Three days before this gig and I realized I couldnt put it off forever if I was gonna do this gig so the first day I just listened to them over and over - the second I got the chords and words off he internet and then late that night, played them several times while lying in bed with my unamplified electric guitar. The night before the gig I got out my acoustic and just cranked'em them over and over. I played them for my roommate Mark and his band who had been down in the basement practicing their two songs for the gig. It felt like I was playing them in an insane asylum which was just what I needed. See I dont know if you can get this but once I started really getting inside these things I almost felt like I was getting a look inside Phil himself. I got it, I understood. I kept getting this sensation of almost wanting to cry but couldnt. Anyway, I "got it" ! I felt like I wasnt all that far removed from where he was. I'm not trying to compare my self with him - our lives are different I KNOW that - I will never know what he lived through but I DO think I have an idea.

So anyway, it seems that Phil Ochs people or either kind of old or fairly young. The kids who staged this thing are in their early twenties - old souls I think but still, in their early twenties, the same age Phil was when he wrote his best protest stuff. The songs I chose were his later work, the shit he wrote while coming apart.

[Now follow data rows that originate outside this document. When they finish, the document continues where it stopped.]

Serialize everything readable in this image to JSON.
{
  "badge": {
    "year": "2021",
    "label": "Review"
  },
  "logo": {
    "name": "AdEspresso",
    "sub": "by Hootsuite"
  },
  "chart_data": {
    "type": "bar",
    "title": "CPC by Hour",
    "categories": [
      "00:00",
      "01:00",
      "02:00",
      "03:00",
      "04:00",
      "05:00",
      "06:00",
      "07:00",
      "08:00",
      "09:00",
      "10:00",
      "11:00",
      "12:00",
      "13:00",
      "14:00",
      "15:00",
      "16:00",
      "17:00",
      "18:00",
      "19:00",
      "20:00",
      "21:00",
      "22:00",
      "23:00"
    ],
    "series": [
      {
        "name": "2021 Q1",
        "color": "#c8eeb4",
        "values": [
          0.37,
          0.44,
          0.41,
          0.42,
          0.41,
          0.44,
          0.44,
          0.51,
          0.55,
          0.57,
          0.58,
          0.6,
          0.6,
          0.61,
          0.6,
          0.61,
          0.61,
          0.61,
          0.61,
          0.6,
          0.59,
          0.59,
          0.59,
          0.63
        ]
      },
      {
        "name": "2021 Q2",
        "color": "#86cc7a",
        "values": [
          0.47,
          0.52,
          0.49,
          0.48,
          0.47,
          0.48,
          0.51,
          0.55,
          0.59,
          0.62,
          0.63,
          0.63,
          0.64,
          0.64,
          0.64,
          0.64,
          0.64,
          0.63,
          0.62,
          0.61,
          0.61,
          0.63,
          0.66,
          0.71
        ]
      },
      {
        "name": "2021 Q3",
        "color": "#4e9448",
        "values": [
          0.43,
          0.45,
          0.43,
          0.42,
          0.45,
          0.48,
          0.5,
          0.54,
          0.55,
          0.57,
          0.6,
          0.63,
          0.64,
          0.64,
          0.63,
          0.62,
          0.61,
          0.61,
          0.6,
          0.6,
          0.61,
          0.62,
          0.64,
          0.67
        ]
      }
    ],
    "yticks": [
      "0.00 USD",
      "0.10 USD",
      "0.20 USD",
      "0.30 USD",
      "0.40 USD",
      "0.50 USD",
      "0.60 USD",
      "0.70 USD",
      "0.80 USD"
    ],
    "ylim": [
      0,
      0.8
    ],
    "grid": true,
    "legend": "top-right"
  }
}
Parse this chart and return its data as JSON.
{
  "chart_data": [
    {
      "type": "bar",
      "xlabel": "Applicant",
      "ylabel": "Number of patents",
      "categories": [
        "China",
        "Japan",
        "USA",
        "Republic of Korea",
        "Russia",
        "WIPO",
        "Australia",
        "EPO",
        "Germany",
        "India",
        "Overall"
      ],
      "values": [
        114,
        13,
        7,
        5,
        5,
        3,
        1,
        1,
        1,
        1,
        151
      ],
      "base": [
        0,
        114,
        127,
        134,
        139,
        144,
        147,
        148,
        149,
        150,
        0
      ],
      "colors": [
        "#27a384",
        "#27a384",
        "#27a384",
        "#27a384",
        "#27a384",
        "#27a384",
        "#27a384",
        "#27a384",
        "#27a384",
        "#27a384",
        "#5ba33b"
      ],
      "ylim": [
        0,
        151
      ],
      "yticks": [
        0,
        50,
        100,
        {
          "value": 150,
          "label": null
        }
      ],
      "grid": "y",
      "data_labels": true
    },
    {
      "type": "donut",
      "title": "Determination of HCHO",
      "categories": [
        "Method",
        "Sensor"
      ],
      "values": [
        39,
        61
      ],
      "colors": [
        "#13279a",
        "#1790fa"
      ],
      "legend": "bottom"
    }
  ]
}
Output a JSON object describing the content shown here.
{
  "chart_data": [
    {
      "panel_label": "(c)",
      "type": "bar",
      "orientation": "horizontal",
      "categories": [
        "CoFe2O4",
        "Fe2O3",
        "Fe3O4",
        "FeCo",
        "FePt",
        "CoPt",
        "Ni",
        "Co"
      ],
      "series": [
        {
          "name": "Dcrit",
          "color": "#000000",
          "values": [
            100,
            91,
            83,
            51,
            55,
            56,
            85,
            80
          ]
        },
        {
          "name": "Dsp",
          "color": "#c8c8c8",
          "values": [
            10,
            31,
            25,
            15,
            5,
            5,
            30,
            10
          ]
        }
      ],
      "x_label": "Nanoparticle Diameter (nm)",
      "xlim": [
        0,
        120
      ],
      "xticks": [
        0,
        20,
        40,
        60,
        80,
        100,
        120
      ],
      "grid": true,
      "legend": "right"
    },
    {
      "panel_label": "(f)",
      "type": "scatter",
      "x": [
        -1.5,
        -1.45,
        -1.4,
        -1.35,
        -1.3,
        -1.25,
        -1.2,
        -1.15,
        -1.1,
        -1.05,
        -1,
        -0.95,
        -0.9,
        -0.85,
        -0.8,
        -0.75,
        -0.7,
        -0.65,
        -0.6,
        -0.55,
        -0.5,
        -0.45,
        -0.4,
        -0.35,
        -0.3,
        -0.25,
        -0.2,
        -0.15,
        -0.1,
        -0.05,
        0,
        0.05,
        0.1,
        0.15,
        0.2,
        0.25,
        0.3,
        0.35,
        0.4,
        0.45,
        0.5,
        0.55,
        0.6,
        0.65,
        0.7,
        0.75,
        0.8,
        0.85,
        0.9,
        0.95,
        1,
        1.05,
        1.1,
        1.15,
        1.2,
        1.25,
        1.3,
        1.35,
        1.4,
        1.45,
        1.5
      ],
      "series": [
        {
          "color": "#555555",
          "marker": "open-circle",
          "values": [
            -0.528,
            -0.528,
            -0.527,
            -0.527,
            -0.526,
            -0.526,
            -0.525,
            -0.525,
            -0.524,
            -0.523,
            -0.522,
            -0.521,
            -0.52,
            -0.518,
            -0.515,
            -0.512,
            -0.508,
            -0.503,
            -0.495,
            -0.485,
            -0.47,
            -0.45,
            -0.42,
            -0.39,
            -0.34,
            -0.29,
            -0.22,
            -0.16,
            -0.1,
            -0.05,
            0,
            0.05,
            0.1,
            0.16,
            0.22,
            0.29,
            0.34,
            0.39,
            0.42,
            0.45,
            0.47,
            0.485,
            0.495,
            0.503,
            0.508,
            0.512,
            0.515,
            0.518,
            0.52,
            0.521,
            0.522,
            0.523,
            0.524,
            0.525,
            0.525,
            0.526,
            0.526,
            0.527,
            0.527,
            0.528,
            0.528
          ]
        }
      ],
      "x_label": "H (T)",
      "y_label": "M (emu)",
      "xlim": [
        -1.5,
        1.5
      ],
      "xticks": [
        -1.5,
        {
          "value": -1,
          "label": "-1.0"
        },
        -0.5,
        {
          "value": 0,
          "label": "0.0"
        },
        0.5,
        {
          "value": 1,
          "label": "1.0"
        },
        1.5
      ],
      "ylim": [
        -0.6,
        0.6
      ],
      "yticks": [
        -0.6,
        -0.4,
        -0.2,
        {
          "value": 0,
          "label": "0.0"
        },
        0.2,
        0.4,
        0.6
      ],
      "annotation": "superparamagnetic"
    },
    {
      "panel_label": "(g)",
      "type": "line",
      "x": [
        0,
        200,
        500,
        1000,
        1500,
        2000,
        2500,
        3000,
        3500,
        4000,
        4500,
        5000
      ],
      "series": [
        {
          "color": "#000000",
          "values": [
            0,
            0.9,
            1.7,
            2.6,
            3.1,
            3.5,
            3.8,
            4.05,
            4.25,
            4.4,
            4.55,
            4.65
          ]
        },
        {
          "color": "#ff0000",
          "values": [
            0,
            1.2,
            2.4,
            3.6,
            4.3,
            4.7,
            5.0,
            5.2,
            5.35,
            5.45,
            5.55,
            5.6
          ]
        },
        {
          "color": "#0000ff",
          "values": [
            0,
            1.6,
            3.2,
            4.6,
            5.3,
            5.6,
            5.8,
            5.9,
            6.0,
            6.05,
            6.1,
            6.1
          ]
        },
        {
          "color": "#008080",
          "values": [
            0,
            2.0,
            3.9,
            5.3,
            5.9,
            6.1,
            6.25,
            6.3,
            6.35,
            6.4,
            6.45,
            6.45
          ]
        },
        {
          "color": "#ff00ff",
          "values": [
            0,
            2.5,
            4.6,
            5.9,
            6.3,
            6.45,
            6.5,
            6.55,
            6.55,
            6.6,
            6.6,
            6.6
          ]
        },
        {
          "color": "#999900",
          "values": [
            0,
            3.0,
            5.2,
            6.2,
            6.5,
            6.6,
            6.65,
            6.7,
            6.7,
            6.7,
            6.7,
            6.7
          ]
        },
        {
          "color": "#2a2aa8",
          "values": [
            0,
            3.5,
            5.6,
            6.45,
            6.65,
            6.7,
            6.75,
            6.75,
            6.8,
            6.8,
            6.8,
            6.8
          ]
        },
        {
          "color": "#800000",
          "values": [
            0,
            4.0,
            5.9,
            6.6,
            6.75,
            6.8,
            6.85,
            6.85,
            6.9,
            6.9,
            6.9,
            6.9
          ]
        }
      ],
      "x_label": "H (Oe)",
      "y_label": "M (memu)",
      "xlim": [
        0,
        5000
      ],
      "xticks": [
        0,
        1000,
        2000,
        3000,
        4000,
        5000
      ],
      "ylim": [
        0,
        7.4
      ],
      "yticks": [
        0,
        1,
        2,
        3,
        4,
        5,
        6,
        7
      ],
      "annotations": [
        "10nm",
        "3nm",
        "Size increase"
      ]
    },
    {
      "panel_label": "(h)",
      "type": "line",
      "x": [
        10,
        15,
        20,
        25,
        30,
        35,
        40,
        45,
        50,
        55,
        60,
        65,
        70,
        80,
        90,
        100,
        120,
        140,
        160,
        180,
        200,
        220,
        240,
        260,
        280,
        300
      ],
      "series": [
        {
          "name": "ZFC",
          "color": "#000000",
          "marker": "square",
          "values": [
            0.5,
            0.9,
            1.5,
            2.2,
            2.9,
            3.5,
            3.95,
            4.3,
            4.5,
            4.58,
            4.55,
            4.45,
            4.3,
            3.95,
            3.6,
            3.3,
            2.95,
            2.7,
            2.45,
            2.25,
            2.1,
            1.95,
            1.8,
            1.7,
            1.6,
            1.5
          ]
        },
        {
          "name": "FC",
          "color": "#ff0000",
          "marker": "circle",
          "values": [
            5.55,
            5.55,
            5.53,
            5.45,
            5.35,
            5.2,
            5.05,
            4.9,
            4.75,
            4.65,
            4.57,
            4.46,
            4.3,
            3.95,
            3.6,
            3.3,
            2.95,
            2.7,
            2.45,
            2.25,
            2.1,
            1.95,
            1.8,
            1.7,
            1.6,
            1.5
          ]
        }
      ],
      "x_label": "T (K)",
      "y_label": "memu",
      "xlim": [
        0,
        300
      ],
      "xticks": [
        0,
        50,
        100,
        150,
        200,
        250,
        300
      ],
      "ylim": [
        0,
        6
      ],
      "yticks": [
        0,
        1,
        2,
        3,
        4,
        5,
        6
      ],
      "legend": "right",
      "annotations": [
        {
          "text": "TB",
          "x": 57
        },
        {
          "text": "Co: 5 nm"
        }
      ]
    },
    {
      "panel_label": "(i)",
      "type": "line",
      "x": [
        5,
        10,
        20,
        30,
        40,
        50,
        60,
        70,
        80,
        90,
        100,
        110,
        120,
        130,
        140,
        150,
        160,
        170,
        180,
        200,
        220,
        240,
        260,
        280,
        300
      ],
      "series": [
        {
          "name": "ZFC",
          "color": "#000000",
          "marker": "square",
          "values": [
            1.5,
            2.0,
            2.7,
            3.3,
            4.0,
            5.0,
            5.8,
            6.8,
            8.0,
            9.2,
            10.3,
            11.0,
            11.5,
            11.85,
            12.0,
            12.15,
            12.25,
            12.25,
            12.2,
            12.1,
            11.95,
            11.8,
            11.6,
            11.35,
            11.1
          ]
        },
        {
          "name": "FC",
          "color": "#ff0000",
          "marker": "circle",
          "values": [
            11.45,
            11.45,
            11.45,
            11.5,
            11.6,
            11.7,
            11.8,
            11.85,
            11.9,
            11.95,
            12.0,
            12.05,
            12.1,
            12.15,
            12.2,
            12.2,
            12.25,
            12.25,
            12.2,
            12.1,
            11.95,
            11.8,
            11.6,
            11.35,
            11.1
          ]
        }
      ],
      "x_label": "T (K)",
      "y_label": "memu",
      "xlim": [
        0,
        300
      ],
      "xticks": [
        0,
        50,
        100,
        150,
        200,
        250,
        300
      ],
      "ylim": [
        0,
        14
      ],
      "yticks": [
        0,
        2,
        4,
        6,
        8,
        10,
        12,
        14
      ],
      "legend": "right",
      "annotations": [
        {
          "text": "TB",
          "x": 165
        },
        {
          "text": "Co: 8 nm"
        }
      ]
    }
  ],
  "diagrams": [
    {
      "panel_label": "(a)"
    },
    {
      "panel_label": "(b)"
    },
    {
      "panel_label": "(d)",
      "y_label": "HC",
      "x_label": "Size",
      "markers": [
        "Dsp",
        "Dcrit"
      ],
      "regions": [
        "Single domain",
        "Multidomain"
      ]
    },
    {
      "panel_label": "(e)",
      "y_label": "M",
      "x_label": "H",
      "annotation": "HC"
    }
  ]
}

The room there at Foam was the most crowded I'd seen it, older and younger fans, the middle ground was noticeable in it's absence. I played my four songs - the one I chose to end the night with ( I DID play last) naturally enough is called, "No More Songs". The whole time I was learning it I could feel him - what he must have been going through, he HAD dried up according to all reports, the songs had slowed to a halt, the guy Dylan had marveled at, thought he could never keep up with, had become kind of a burned out shell, had given all he had. And this song doesnt sound like he even wrote it, it sounds like he was the radio tower that picked it up and relayed it to the world. It sounds like it had been written hundreds of years ago, an ancient folk song, but he DID write it, it says all he knew to say right there at the end,

"Hello, hello, hello Is there anybody home?
I've only called to say I'm sorry.
The drums are in the dawn,
and all the voices gone.
And it seems that there are no more songs"

Phil Ochs was 36 years old when he took his own life.